Di seguito è riportato il testo del mio messaggio di fine anno letto di fronte ai miei studenti di classe terza del liceo “Primo Levi” di San Donato Milanese al termine dell’anno scolastico 2023/2024:

Il nostro è stato un anno impegnativo ma anche pieno di successi. Mentre il nostro cammino giunge al termine, rifletto con gratitudine sui momenti condivisi e le sfide superate come gruppo. Siete stati come i Power Rangers, uniti dalla forza dell’amicizia e della collaborazione. Come affermava il saggio Zordon, “l’unione è la nostra forza”. Ognuno di voi ha portato una luce unica a questo gruppo, contribuendo a creare un’esperienza di apprendimento straordinaria e “questo è ciò che veramente conta”.

Nelle situazioni difficili, ricordate che “il potere risiede nell’unità”. Ogni membro del nostro gruppo è stato un tassello essenziale, un’armatura resistente contro le sfide dell’apprendimento e della crescita personale.

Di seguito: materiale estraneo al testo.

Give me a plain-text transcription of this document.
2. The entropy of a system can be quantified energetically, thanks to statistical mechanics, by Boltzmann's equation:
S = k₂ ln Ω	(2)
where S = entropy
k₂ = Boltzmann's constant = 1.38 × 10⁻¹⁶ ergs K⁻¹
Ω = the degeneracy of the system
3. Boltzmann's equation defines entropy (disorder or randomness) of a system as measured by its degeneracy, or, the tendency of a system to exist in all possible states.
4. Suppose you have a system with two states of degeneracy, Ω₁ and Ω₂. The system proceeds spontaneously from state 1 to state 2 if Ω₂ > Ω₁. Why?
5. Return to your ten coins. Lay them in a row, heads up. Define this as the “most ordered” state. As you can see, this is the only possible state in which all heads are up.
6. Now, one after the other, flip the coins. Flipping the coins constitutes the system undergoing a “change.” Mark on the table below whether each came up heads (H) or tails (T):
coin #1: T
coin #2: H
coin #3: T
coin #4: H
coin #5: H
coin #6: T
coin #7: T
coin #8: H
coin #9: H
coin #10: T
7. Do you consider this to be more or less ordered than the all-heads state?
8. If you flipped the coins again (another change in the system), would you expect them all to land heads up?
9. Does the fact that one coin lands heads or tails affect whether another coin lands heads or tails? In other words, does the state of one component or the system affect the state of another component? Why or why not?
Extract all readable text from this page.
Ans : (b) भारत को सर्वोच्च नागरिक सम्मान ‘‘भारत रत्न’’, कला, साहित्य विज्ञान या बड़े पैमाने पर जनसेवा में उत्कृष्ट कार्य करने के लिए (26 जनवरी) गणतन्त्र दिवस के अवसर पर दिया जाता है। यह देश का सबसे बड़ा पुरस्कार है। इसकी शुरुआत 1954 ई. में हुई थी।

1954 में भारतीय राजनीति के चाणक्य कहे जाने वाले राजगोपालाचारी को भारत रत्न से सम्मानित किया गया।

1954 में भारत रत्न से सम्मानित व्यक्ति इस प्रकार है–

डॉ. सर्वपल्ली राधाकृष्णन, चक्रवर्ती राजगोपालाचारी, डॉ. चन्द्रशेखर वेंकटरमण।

Mentre vi preparate a intraprendere nuovi percorsi, portate con voi il ricordo di questo gruppo speciale e continuate a pensare l’uno all’altro. Porterò con me i ricordi preziosi di ogni volto, ogni nome e ogni storia che ha incrociato il mio cammino fin qui. Anche se fisicamente mi allontano da questa scuola, il legame che condividiamo non conoscerà distanze. Sarò sempre qui per voi, come mentore, come amico, come sostenitore.

Per concludere vorrei ringraziarvi. Grazie per avermi dato il privilegio di essere il vostro insegnante. Grazie per avermi insegnato l’importanza della perseveranza e della compassione. Grazie per aver reso ogni giorno qui un dono prezioso, lo custodirò nel mio cuore per sempre.

Vi auguro tutto il successo e la felicità che meritate nel vostro futuro. Continuate a esplorare, a imparare e a crescere. Il mondo è il vostro palcoscenico, vi lascerete un’impronta indelebile.

Addio, miei amati studenti. Che il vostro viaggio sia ricco di gioia, di soddisfazioni e di infinita gratitudine. Siate audaci, siate ambiziosi e, soprattutto, siate sempre voi stessi.